Many men understandably obsess over the size of their sexual response to attractive sexual partners, and a fair number of anxious men resort to dubious herbal remedies or strange gadgets that claim to increase the vigor of a man’s most sensitive asset. A few well-known pills do offer temporary stiffening, but true penile enlargement remains a mirage for those who use pills.
Manufacturers have exhibited considerable imagination in dreaming up devices that purport to stiffen the resolve of a small penis. A common pitch calls for shoving a nervous penis into an appropriately sized cylinder and then frantically pumping an attachment to suck out air from the cylinder, causing a vacuum that temporarily lowers pressure in affected tissues and allows higher-pressure blood inside the body to flow into the penis. After achieving a useful degree of rigidity, the operator then suddenly clamps a tight ring over the base of the penis to prevent accumulated blood from fleeing the field before the battle is won. Penis pumps actually serve reasonably well for many erectile-dysfunction patients, but blistering and bruising are fairly frequent consequences of this sort of manhandling. Furthermore, delicate skin may thicken over time in response to prolonged maltreatment, and blood vessels inside the penis may rupture.

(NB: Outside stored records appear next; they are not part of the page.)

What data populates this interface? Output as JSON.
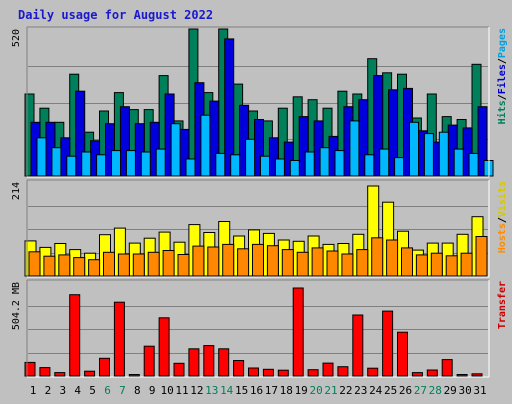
{
  "chart_data": {
    "type": "bar",
    "title": "Daily usage for August 2022",
    "categories": [
      "1",
      "2",
      "3",
      "4",
      "5",
      "6",
      "7",
      "8",
      "9",
      "10",
      "11",
      "12",
      "13",
      "14",
      "15",
      "16",
      "17",
      "18",
      "19",
      "20",
      "21",
      "22",
      "23",
      "24",
      "25",
      "26",
      "27",
      "28",
      "29",
      "30",
      "31"
    ],
    "weekend_days": [
      "6",
      "7",
      "13",
      "14",
      "20",
      "21",
      "27",
      "28"
    ],
    "panels": [
      {
        "id": "top",
        "max_label": "520",
        "ylim": [
          0,
          520
        ],
        "side_labels": [
          {
            "text": "Hits",
            "color": "#00805a"
          },
          {
            "text": "Files",
            "color": "#0000cc"
          },
          {
            "text": "Pages",
            "color": "#00a0e0"
          }
        ],
        "series": [
          {
            "name": "Hits",
            "color": "#00805a",
            "values": [
              290,
              240,
              190,
              360,
              155,
              230,
              295,
              235,
              235,
              355,
              195,
              520,
              295,
              520,
              325,
              230,
              195,
              240,
              280,
              270,
              240,
              300,
              290,
              415,
              365,
              360,
              205,
              290,
              210,
              200,
              395
            ]
          },
          {
            "name": "Files",
            "color": "#0000dd",
            "values": [
              190,
              190,
              135,
              300,
              125,
              185,
              245,
              185,
              190,
              290,
              165,
              330,
              265,
              485,
              250,
              200,
              135,
              120,
              210,
              195,
              140,
              245,
              270,
              355,
              305,
              310,
              160,
              120,
              180,
              170,
              245
            ]
          },
          {
            "name": "Pages",
            "color": "#00b8ff",
            "values": [
              135,
              100,
              70,
              85,
              75,
              90,
              90,
              85,
              95,
              185,
              60,
              215,
              80,
              75,
              130,
              70,
              60,
              55,
              85,
              100,
              90,
              195,
              75,
              95,
              65,
              190,
              150,
              155,
              95,
              80,
              55
            ]
          }
        ]
      },
      {
        "id": "middle",
        "max_label": "214",
        "ylim": [
          0,
          214
        ],
        "side_labels": [
          {
            "text": "Hosts",
            "color": "#ff8c00"
          },
          {
            "text": "Visits",
            "color": "#d8c800"
          }
        ],
        "series": [
          {
            "name": "Visits",
            "color": "#ffff00",
            "values": [
              80,
              65,
              74,
              60,
              52,
              94,
              109,
              75,
              86,
              100,
              77,
              117,
              99,
              124,
              91,
              105,
              97,
              82,
              79,
              91,
              72,
              74,
              95,
              205,
              168,
              102,
              59,
              75,
              75,
              95,
              135
            ]
          },
          {
            "name": "Hosts",
            "color": "#ff8800",
            "values": [
              55,
              45,
              48,
              42,
              37,
              54,
              50,
              50,
              54,
              58,
              49,
              68,
              66,
              72,
              62,
              72,
              69,
              60,
              54,
              64,
              57,
              50,
              60,
              87,
              82,
              64,
              48,
              52,
              46,
              52,
              90
            ]
          }
        ]
      },
      {
        "id": "bottom",
        "max_label": "504.2 MB",
        "ylim": [
          0,
          504.2
        ],
        "side_labels": [
          {
            "text": "Transfer",
            "color": "#cc0000"
          }
        ],
        "series": [
          {
            "name": "Transfer",
            "color": "#ff0000",
            "values": [
              73,
              45,
              18,
              436,
              26,
              95,
              396,
              8,
              160,
              312,
              68,
              146,
              163,
              146,
              83,
              43,
              36,
              31,
              472,
              34,
              69,
              50,
              327,
              42,
              348,
              235,
              18,
              32,
              88,
              8,
              12
            ]
          }
        ]
      }
    ]
  }
}
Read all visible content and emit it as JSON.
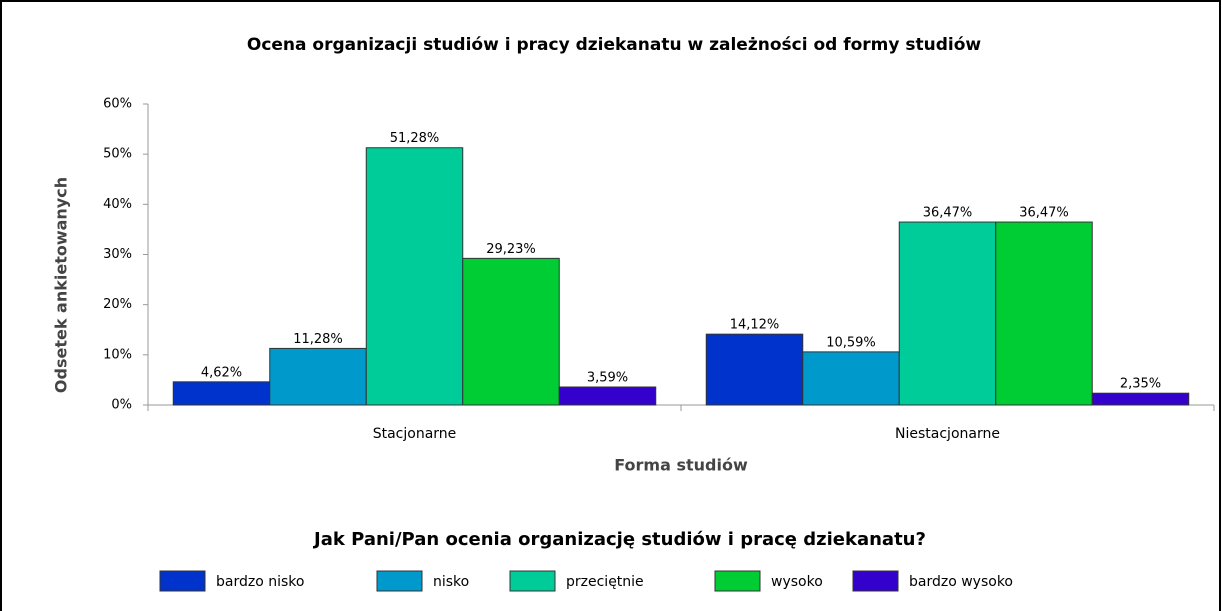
{
  "chart_data": {
    "type": "bar",
    "title": "Ocena organizacji studiów i pracy dziekanatu w zależności od formy studiów",
    "y_label": "Odsetek ankietowanych",
    "x_label": "Forma studiów",
    "legend_title": "Jak Pani/Pan ocenia organizację studiów i pracę dziekanatu?",
    "categories": [
      "Stacjonarne",
      "Niestacjonarne"
    ],
    "ylim": [
      0,
      60
    ],
    "yticks": [
      {
        "value": 0,
        "label": "0%"
      },
      {
        "value": 10,
        "label": "10%"
      },
      {
        "value": 20,
        "label": "20%"
      },
      {
        "value": 30,
        "label": "30%"
      },
      {
        "value": 40,
        "label": "40%"
      },
      {
        "value": 50,
        "label": "50%"
      },
      {
        "value": 60,
        "label": "60%"
      }
    ],
    "series": [
      {
        "name": "bardzo nisko",
        "color": "#0033cc",
        "values": [
          4.62,
          14.12
        ],
        "value_labels": [
          "4,62%",
          "14,12%"
        ]
      },
      {
        "name": "nisko",
        "color": "#0099cc",
        "values": [
          11.28,
          10.59
        ],
        "value_labels": [
          "11,28%",
          "10,59%"
        ]
      },
      {
        "name": "przeciętnie",
        "color": "#00cc99",
        "values": [
          51.28,
          36.47
        ],
        "value_labels": [
          "51,28%",
          "36,47%"
        ]
      },
      {
        "name": "wysoko",
        "color": "#00cc33",
        "values": [
          29.23,
          36.47
        ],
        "value_labels": [
          "29,23%",
          "36,47%"
        ]
      },
      {
        "name": "bardzo wysoko",
        "color": "#3300cc",
        "values": [
          3.59,
          2.35
        ],
        "value_labels": [
          "3,59%",
          "2,35%"
        ]
      }
    ]
  }
}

A sketchier idea pushed by a remarkable spectrum of vendors claims that following proprietary instructions for repeatedly yanking or “milking” a supposedly lazy penis will eventually move the exhausted member to grow bigger and stronger, similar to how a bodybuilder will encourage the growth of muscles by repeatedly stressing them with heavy weights. Some vendors even push frightening devices that work on the tender tissues of an unwilling penis with weights, springs and other unforgiving contraptions. Needless to say, falling for pitches to buy such devices will lead only to a wallet made lighter by smirking hucksters who would laugh uproariously at the thought of using their own inventions.
A long history of snake-oil remedies and the rise of a certain small class of effective pharmaceuticals has led to an expected flood of flaky and typically costly herbal concoctions that sport intriguing descriptions and sneakily vague claims that cleverly skirt laws against medical fraud. Labels with names such as “horny goat weed” and “super combination for manliness” boldly seek to play on emotions while avoiding specific language that could lead to prosecution by watchdog agencies such as the FDA. Some herbal pills imported from countries known for inadequate consumer protections have been found to contain dangerous and unapproved substances that yield no known medical benefits. Risky and ineffective remedies seem a poor way to approach penis enlargement.
The dark realms of the Internet are littered with tubes, bottles and jars containing ointments, creams and all manner of moistness meant to be rubbed into the penis for a gradual increase in permanent beefiness. Bright, misleadingly authoritative pictures of white-smocked technicians may adorn the advertisements that accompany these miraculous products, but real doctors only shake their heads sadly. None of these products will accomplish their intended purpose. At best, they may soothe a penis that has suffered painful chafing from an earlier attempt to encourage growth with some sort of useless widget.
Millions of men struggle daily with the implications of perceived physical shortcomings related to potential or existing intimate relationships. An increasing number of them have been turning to male cosmetic surgery as a proven alternative to short-lived or ineffective methods. Viagra and related pharmaceuticals can be useful for some purposes, but only a careful surgical procedure performed by a highly trained Phalloplasty specialist can provide a permanent improvement to a man’s ability to offer commanding salutes to his warm, happy sexual partner.